Journal de l'année Édition 1985 1985Éd. 1985

Diplomatie

La vision pragmatique

La diplomatie française voudrait être la résultante de quelques idéaux, auxquels la gauche est particulièrement attachée, et des contingences imposées par l'évolution du monde. C'est dans la mesure où il semble bien que ces dernières aient amené le gouvernement français à corriger plusieurs de ses orientations diplomatiques que l'on a pu parler d'infléchissement.

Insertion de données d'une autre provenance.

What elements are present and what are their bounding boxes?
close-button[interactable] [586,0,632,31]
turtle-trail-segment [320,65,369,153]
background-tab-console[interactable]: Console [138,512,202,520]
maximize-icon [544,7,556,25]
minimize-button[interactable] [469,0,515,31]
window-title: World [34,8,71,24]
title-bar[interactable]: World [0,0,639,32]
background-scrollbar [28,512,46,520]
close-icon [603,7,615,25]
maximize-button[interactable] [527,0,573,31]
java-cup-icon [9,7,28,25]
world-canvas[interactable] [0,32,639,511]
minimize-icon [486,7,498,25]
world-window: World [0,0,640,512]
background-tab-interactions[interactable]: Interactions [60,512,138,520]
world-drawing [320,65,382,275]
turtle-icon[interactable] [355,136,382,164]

Les lignes directrices s'articulent autour de six grands principes, régulièrement rappelés par le Quai d'Orsay : l'indépendance, la sécurité, la paix, le refus de la politique des blocs, l'aide au tiers monde, la défense des droits de l'homme.

L'influence de la France

De l'avis d'une majorité d'Américains (64 %), de Japonais (66 %), de Brésiliens (57 %), d'Espagnols (62 %), d'Allemands de l'Ouest (76 %), de Britanniques (63 %), selon un sondage publié par l'Express, la France ne serait qu'une « simple puissance moyenne ». C'est aussi l'avis des Français (64 %). Mais ces pays considèrent que la France n'a rien perdu de son influence dans le monde depuis l'arrivée de la gauche au pouvoir. Le Brésil pense même qu'elle a augmenté, ce qui paraît assez significatif. Paradoxalement, on lui prête moins de poids en Europe, où elle arrive — pour les États-Unis, le Japon, le Brésil et l'Espagne — en troisième position, derrière la Grande-Bretagne et l'Allemagne ! Pour les Américains, les Japonais, les Allemands et les Britanniques, la France serait même entrée dans une période de « décadence relative ». Ce n'est, bien sûr, pas l'avis de Claude Cheysson, lequel conclut ainsi son discours devant l'Assemblée nationale, le 26 avril 1984 : « Il est frappant qu'un pays comme le nôtre, limité en superficie, en population, en ressources naturelles, puisse être entendu partout. Il n'y en a pas d'autres, à l'heure actuelle, de notre dimension, qui puissent prétendre avoir une politique mondiale, exercer une autorité, être entendus sur tous les problèmes du monde. »

Est-Ouest

La politique extérieure de la France se caractérise par une fidélité sans faille aux principes de l'Alliance atlantique. François Mitterrand, en voyage officiel aux États-Unis (21-29 mars), s'efforce de démontrer aux Américains que, si la France a pu apparaître comme « un partenaire parfois difficile, elle n'en est pas moins fiable ». C'est ainsi, rappelle-t-il, qu'elle s'est engagée fermement aux côtés des États-Unis pour préconiser la mise en œuvre de la double décision de l'OTAN, même si elle n'y a pas pris part et même si elle n'est pas directement concernée par l'installation des Pershing II et des missiles de croisière en Europe. Elle n'a pas craint de dénoncer le surarmement soviétique sur le Vieux Continent (discours du président de la République au Bundestag, le 20 janvier 1983). Aujourd'hui, Paris considère que le danger est devenu moindre — même s'il n'a pas été complètement écarté — depuis le déploiement des Pershing, « solution la moins bonne, quand la meilleure eût été que les SS 20 disparaissent ». Pour la France, seule une chute significative des niveaux des forces nucléaires américaines et soviétiques entraînerait un progrès qui lui permettrait, alors, de participer activement à des négociations. En attendant ce moment, elle gardera son indépendance et ce qui la fonde, c'est-à-dire sa capacité de dissuasion nucléaire autonome.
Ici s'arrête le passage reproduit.